Despite its numerous health benefits, Justicia wynaadensis remains relatively unknown to many. If you do visit Coorg during this time, you might be lucky to try the delicacies prepared from maddu thoppu, as it is generously shared by all. Many people send the trimmings of the plant to their family and friends in nearby cities like Mysore and Bengaluru via mail or parcel them off with known people who might be travelling to deliver. Of late, with growing popularity, the liquid extract of maddu thoppu has been bottled and sold for a few months during the season by a few local vendors. However, its consumption presents a promising natural remedy to combat various diseases and maintain overall well-being. And yet, most people are not even aware of its existence.

When asked about creating awareness about maddu thoppu, chef Anjali says, I find today’s audience is very open to experimenting with and learning about the cultural, environmental, and food habits of communities and their cuisine. They respect the integrity of a dish in its purest form and also embrace it in new avatars. Having said that, I've not had the opportunity to introduce maddu thoppu and its benefits to a larger audience yet. I hope to do so once I can preserve the medicinal extract without compromising or losing its properties."

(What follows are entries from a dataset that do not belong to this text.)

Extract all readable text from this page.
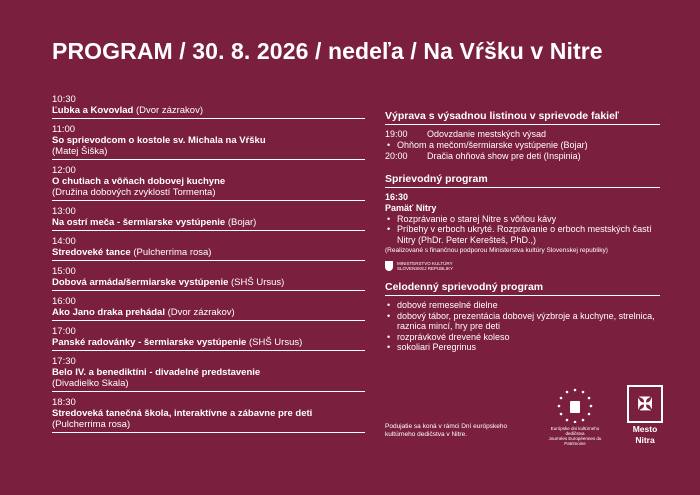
PROGRAM / 30. 8. 2026 / nedeľa / Na Vŕšku v Nitre
10:30
Ľubka a Kovovlad (Dvor zázrakov)
11:00
So sprievodcom o kostole sv. Michala na Vŕšku
(Matej Šiška)
12:00
O chutiach a vôňach dobovej kuchyne
(Družina dobových zvyklostí Tormenta)
13:00
Na ostrí meča - šermiarske vystúpenie (Bojar)
14:00
Stredoveké tance (Pulcherrima rosa)
15:00
Dobová armáda/šermiarske vystúpenie (SHŠ Ursus)
16:00
Ako Jano draka prehádal (Dvor zázrakov)
17:00
Panské radovánky - šermiarske vystúpenie (SHŠ Ursus)
17:30
Belo IV. a benediktíni - divadelné predstavenie
(Divadielko Skala)
18:30
Stredoveká tanečná škola, interaktívne a zábavne pre deti
(Pulcherrima rosa)
Výprava s výsadnou listinou v sprievode fakieľ
19:00	Odovzdanie mestských výsad
• Ohňom a mečom/šermiarske vystúpenie (Bojar)
20:00	Dračia ohňová show pre deti (Inspinia)
Sprievodný program
16:30
Pamäť Nitry
• Rozprávanie o starej Nitre s vôňou kávy
• Príbehy v erboch ukryté. Rozprávanie o erboch mestských častí Nitry (PhDr. Peter Kerešteš, PhD.,)
(Realizované s finančnou podporou Ministerstva kultúry Slovenskej republiky)
MINISTERSTVO KULTÚRY SLOVENSKEJ REPUBLIKY
Celodenný sprievodný program
• dobové remeselné dielne
• dobový tábor, prezentácia dobovej výzbroje a kuchyne, strelnica, raznica mincí, hry pre deti
• rozprávkové drevené koleso
• sokoliari Peregrinus
Podujatie sa koná v rámci Dní európskeho kultúrneho dedičstva v Nitre.
Európske dni kultúrneho dedičstva
Journées Européennes du Patrimoine
✠
Mesto
Nitra
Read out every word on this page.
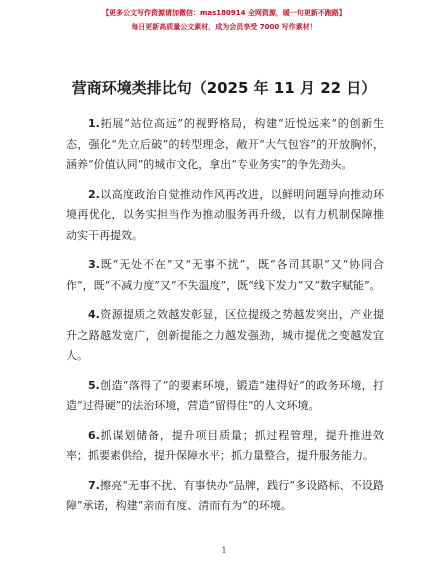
【更多公文写作资源请加微信：mas180914 全网资源，暖一句更新不跑路】
每日更新高质量公文素材，成为会员享受 7000 写作素材！
营商环境类排比句（2025 年 11 月 22 日）

1.拓展“站位高远”的视野格局，构建“近悦远来”的创新生态，强化“先立后破”的转型理念，敞开“大气包容”的开放胸怀，涵养“价值认同”的城市文化，拿出“专业务实”的争先劲头。

2.以高度政治自觉推动作风再改进，以鲜明问题导向推动环境再优化，以务实担当作为推动服务再升级，以有力机制保障推动实干再提效。

3.既“无处不在”又“无事不扰”，既“各司其职”又“协同合作”，既“不减力度”又“不失温度”，既“线下发力”又“数字赋能”。

4.资源提质之效越发彰显，区位提级之势越发突出，产业提升之路越发宽广，创新提能之力越发强劲，城市提优之变越发宜人。

5.创造“落得了”的要素环境，锻造“建得好”的政务环境，打造“过得硬”的法治环境，营造“留得住”的人文环境。

6.抓谋划储备，提升项目质量；抓过程管理，提升推进效率；抓要素供给，提升保障水平；抓力量整合，提升服务能力。

7.擦亮“无事不扰、有事快办”品牌，践行“多设路标、不设路障”承诺，构建“亲而有度、清而有为”的环境。

1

Recipe For A Delectable Monsoon Delight

There are many drinks and desserts that have been prepared with maddu thoppu, like puddings, cakes, mocktails, and more. But payasam is a hearty dish that is most popularly prepared as it is perfect for the monsoon season, especially when served with a dollop of ghee and a dash of honey.

Maddu Kool Payasam:


    250 g of raw rice

    2 litres of Maddu thoppu extract

    250 g of sugar or Jaggery

    2 cups grated coconut

    2 tablespoons of split cashew nuts

    2 tablespoons of raisins

    1/2 cup ghee

    1 teaspoon of salt

    Honey for topping


Maddu thoppu extract:

Take a large pan half-filled with water and place it on the stove over medium heat.

When the water is hot, add the maddu thoppu, including the stem, and let it cook on medium heat for about 1-1/2 hours.

Strain and reserve the vibrant-coloured liquid, discarding the leaves. The maddu thoppu extract is now ready to be used.

Payasam Preparation:

Add raw rice to the maddu thoppu extract and cook until the rice becomes soft.

Stir in the coconut, jaggery (or sugar), and salt, continuing to cook while stirring.

Once the mixture is ready, add cashew nuts, ghee, and raisins. Mix well and simmer for an additional 15 minutes.

Serve the delicious maddu kool payasam hot and drizzle with ghee and honey according to your taste preferences.

Enjoy this delightful monsoon treat with family and friends!